The physical processes responsible for distributing momentum throughout the ocean surface boundary layer are the subject of active concern in the oceanographic community. This interest is motivated to a large degree by the central importance of correctly parameterizing upper-ocean processes in coupled climate models. At the same time, there is a tradition in oceanography of seeking physical information by examining the nature of the relationship between wind stress and observed surface currents. This study will contribute to a better understanding of the mixing processes that are needed to accurately parameterize the ocean surface boundary layer in global climate models, an important societal benefit. Any improvement in the ability to estimate surface currents given the wind forcing is expected to be of interest for oil spill response and other practical applications. A key output for the community will be an improved estimate of the locally wind-driven currents, which will be distributed from the Global Drifter Program's website as a supplementary data product. This project will also support an early-career scientist.The goal of this project is to better understand the dynamics of the ocean surface boundary layer through the first global study of the wind/current transfer function. This is to be accomplished by analyzing in detail the response to wind forcing in the global array of surface drifters, which sample the ocean currents in the vicinity of their 15 m drogue depth.
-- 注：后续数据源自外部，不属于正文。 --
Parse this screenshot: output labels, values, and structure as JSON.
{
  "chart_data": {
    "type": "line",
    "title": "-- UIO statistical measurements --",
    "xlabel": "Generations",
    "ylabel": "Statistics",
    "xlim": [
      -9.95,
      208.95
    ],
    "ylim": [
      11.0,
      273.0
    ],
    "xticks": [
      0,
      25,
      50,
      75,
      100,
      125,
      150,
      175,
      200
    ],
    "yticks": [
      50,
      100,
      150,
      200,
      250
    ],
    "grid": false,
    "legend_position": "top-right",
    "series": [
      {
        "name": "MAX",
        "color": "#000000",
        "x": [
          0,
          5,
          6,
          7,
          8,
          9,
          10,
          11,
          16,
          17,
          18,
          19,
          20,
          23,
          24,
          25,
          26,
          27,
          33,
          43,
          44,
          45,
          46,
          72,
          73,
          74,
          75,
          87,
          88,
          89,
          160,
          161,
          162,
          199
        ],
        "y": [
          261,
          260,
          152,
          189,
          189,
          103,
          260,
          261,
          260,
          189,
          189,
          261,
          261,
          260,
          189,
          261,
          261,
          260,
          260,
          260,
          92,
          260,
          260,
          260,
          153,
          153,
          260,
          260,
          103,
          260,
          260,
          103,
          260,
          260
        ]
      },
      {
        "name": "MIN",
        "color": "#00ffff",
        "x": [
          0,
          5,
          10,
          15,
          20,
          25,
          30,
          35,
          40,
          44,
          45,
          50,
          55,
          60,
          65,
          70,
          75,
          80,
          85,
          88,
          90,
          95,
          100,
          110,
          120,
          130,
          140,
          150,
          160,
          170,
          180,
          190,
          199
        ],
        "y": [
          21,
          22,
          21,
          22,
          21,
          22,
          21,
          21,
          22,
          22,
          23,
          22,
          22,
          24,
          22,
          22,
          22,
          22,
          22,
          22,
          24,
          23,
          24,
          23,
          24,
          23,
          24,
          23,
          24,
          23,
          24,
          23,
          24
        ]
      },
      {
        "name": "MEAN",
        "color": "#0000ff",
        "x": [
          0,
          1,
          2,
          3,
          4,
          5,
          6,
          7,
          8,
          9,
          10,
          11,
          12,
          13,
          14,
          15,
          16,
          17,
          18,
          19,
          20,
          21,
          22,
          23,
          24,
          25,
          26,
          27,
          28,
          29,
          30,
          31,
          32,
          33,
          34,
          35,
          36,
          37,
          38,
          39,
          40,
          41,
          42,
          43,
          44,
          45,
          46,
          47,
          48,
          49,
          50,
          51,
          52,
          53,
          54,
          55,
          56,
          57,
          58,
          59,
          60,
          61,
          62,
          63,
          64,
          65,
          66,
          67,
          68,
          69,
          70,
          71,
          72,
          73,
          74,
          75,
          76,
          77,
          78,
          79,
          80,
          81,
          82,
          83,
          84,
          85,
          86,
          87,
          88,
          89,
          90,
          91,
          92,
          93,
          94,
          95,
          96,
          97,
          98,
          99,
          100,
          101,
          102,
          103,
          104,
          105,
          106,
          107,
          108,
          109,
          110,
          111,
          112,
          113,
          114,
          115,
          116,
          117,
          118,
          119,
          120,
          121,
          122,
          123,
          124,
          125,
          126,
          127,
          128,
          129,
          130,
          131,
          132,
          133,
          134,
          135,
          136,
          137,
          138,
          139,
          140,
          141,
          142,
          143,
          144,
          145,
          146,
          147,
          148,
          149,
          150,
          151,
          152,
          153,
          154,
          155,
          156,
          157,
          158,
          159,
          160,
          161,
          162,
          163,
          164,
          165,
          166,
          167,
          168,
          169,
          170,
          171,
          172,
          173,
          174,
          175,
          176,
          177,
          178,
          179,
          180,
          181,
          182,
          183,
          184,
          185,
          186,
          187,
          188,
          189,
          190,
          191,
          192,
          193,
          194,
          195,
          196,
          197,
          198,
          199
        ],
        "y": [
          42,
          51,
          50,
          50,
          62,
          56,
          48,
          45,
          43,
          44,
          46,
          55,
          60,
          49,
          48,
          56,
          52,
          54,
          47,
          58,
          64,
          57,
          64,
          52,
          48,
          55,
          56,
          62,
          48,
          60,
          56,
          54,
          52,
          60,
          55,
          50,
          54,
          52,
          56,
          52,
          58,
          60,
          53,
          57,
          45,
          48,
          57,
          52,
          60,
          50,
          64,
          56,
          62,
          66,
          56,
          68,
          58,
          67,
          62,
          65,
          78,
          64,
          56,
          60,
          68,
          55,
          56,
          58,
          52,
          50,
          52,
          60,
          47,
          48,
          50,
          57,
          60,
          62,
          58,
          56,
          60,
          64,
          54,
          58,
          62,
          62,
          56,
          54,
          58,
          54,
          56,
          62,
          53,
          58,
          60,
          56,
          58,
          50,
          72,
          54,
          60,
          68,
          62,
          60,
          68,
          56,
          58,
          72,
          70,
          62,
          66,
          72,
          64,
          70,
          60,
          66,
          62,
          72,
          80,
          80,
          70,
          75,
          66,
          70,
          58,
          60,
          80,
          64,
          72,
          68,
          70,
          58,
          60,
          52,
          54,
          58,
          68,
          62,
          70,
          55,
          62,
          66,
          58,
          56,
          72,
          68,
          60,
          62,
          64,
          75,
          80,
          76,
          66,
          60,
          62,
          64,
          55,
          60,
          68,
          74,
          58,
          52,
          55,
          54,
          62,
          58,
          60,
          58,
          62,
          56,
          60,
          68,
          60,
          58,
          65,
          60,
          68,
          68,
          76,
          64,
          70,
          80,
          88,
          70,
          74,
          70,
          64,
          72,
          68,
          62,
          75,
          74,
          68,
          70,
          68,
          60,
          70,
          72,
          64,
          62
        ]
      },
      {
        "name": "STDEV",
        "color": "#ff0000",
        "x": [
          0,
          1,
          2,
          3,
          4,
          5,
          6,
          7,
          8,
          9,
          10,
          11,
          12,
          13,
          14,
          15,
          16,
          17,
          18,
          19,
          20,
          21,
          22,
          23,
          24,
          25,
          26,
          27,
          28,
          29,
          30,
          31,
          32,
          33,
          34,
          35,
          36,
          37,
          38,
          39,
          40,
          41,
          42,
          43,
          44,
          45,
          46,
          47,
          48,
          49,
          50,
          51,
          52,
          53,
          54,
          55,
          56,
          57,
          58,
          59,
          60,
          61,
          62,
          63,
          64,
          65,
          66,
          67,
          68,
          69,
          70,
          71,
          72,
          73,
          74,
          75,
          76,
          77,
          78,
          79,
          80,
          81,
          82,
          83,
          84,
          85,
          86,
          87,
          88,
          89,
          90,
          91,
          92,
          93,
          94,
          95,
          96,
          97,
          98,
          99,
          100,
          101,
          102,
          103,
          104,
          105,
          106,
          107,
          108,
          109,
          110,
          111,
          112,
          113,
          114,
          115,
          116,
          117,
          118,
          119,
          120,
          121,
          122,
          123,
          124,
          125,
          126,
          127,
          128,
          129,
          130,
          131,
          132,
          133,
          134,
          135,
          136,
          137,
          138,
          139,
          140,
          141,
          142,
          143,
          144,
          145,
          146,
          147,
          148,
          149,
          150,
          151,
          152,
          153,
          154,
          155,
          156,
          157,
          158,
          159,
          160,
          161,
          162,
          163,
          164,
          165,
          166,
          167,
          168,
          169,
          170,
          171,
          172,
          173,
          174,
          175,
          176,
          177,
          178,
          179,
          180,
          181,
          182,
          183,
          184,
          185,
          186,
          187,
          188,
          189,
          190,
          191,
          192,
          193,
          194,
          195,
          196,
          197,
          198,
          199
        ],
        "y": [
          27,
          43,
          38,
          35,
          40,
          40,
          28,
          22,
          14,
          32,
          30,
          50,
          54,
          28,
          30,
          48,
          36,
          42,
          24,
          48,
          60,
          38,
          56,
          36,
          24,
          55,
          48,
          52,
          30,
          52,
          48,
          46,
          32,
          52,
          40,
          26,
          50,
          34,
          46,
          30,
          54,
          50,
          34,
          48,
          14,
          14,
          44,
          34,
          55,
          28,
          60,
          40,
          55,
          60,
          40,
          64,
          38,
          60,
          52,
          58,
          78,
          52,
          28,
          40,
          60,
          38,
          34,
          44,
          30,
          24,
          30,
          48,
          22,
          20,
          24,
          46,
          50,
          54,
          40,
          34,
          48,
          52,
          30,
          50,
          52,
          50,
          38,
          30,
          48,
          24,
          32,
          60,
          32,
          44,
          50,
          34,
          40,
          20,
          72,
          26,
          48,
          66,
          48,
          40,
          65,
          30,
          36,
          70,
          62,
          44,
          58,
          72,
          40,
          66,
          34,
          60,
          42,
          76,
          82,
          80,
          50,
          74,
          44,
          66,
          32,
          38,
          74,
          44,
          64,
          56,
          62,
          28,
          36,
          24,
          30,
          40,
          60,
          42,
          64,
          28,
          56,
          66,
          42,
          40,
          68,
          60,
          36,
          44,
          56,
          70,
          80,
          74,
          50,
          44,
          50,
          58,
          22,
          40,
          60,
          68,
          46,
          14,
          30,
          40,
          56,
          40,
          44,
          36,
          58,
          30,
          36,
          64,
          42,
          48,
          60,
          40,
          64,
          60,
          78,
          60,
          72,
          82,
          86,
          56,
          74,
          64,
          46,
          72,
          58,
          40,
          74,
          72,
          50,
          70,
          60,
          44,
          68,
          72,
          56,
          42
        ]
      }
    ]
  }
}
The global analysis is to be informed and tested by (i) a prototype study from the Salinity Processes in the Upper Ocean Regional Study region, near a well-instrumented air-sea flux mooring, and (ii) analysis of synthetic data generated with a recently improved turbulence closure model that explicitly includes Langmuir turbulence. The hypotheses that wind, wave, and stratification state substantially modify near-surface mixing will be tested by examining dependencies of the transfer function on various environmental parameters, such as Langmuir number. Observed patterns will then be interpreted and scrutinized by deriving new theoretical approximations to the expected transfer functions characterizing different mixing processes.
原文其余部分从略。